Falemos baixo, escreveu Adriana Calcanhotto. Sussurremos, continuo aqui. Cantemos pra dentro. Dancemos pra si. Rezemos desafinados, e, principalmente, atualizemos nosso vocabulário. “Avarandado”. “Estate”. “SWonderful”. “Falsa baiana”. “Chega de saudade”. “Águas de março”. Na Rua Nascimento Silva, em um salão de beleza a uma quadra do número 107 da Elizeth, pintando as unhas de vermelho e trocando mensagens de amor pelo celular, recebi, às quatro horas da tarde do último dia seis, a notificação do fim do mundo: “morre, aos 88 anos, o cantor João Gilberto”. Era sábado.

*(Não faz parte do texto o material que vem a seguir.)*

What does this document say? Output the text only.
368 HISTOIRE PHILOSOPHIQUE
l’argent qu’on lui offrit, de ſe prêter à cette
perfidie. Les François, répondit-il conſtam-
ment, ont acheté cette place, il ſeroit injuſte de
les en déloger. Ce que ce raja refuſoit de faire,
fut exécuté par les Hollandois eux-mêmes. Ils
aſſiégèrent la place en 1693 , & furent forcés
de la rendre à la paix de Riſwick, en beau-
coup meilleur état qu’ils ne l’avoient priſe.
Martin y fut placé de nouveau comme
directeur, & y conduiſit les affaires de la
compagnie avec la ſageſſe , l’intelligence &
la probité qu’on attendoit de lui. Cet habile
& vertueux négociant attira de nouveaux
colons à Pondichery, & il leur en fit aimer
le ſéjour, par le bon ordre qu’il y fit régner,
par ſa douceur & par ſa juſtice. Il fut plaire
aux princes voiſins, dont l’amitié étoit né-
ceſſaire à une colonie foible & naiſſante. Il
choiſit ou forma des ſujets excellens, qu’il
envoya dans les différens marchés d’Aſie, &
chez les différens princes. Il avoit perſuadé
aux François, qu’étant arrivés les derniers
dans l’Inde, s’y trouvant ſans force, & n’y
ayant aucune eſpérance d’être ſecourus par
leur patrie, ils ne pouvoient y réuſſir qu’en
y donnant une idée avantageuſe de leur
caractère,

De lá pra cá, na esteira dessa frase, vieram outras, todas apocalípticas, todas violentas, todas em voz mansa. Morre, aos 519 anos, a Terra Brasilis. É extinto, depois de 2019 verões, o calendário gregoriano. Foi descoberto esse conjunto de terras que um dia foi batizado Vera Cruz. Chega ao fim, pra sempre e sem a anestesia do “eterno enquanto dure” do Vinicius, o futuro do samba. É demolido, depois de lenta agonia, o que restava do Leblon. Aliás, não só ele. Junto ao sono do João, findam também um Rio de Janeiro, a Bahia e o resto de beleza que morava, já de favor, nessa terra de palmeiras. Falemos baixo, por favor.

Eu sei, ainda temos Caetano. E Gil. E Chico. E Jorge, Tom Zé, Gal, Bethânia, e tantos outros. Nossa música é nossa bandeira, já dizia alguém. Nossa cura do câncer. Nosso casamento sem dor. Nosso colo de mãe, nossos filhos com saúde, nossa palavra certa num momento de desespero. É nossa música quem, há anos, vela, com bondade, as cinzas do nosso futebol. É graças à bossa nova que continuamos respirando, ainda que por aparelhos, depois do que vimos, no último domingo, pela televisão ou ao vivo, na tribuna do Maracanã.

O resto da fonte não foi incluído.